My last that I will narrate for now is the trip to Bamiyan. On the ten hour drive to Bamiyan from Kabul, we saw mountains with colors that if one saw them on a painter's canvas, one would imagine that the painter's imagination had gotten the better of him and yet the natural vista betrayed all of the madness of their maker. On the streets near the UNESCO sites of the Buddhas, many returning families lived in caves. So many of the policymakers struggled with limited resources to house and rehabilitate the returning families and the cultural preservation desire on the other hand. In the bazaar, I remember one wonderful hakeem or medicine man listening to all my stories of stomach illnesses and ailments I have suffered andoffering me understanding as the cure. It was incredible that he didn't try to cheat me or sell me the store's hundred potions. A last memory of that trip is awaking at 4 am and seeing the Buddha's from atop the hill and seeing beauty in the hollows where eyes were, and seeing beauty that really makes one cry not out of sadness but simply out of the grandness of their maker's plans. I wrote a poem that will be coming out as part of a book in 2010 on Bamiyan that I share...
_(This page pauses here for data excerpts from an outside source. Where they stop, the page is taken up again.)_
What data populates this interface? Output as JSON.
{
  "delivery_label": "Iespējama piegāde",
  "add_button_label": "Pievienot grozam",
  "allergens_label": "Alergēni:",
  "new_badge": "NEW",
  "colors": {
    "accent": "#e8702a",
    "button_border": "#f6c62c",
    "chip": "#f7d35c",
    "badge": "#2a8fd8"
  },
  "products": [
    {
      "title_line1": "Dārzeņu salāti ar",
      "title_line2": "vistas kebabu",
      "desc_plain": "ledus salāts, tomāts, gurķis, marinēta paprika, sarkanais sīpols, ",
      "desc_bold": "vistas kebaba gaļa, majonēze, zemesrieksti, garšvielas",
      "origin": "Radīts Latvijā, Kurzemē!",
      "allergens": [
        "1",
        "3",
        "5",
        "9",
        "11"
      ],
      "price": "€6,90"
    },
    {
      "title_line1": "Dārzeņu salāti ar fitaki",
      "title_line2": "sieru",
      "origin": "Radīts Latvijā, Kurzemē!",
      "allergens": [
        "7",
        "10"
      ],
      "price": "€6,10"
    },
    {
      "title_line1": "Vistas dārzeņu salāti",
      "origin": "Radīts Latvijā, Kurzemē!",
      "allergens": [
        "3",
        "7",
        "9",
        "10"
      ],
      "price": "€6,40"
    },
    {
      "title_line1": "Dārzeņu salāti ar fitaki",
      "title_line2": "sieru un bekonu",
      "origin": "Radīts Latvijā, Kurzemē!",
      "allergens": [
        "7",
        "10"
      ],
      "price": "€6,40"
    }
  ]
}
CCXLVIII of Manuscript--The Sufi's Garland

A Tree in Bamyan—A Caravan of Witness to Taliban & Other Unbeknownst Friends of the Buddha

In the midst of such birch
Among rocks too hard and formed
To imagine
Stood he
Leave-less and Mutely Pained
To the Talibs and the Mujahids
To Dr. Najib and the Russkies
Him, stark, alone
The Grand Old Witness
To the cases
Always out of court
Of the Un-Islamic
Bamyan

This and many more experiences like these in Afghanistan kept me in this profession of international affairs since then. I have been in Liberia, in Kosovo, in New York and many parts since then but Afghanistan, and Afghans, still have my heart. I married someone from just north of there, from Uzbekistan, and together we are charting a way to come near to Afghanistan though perhaps now not quite just yet.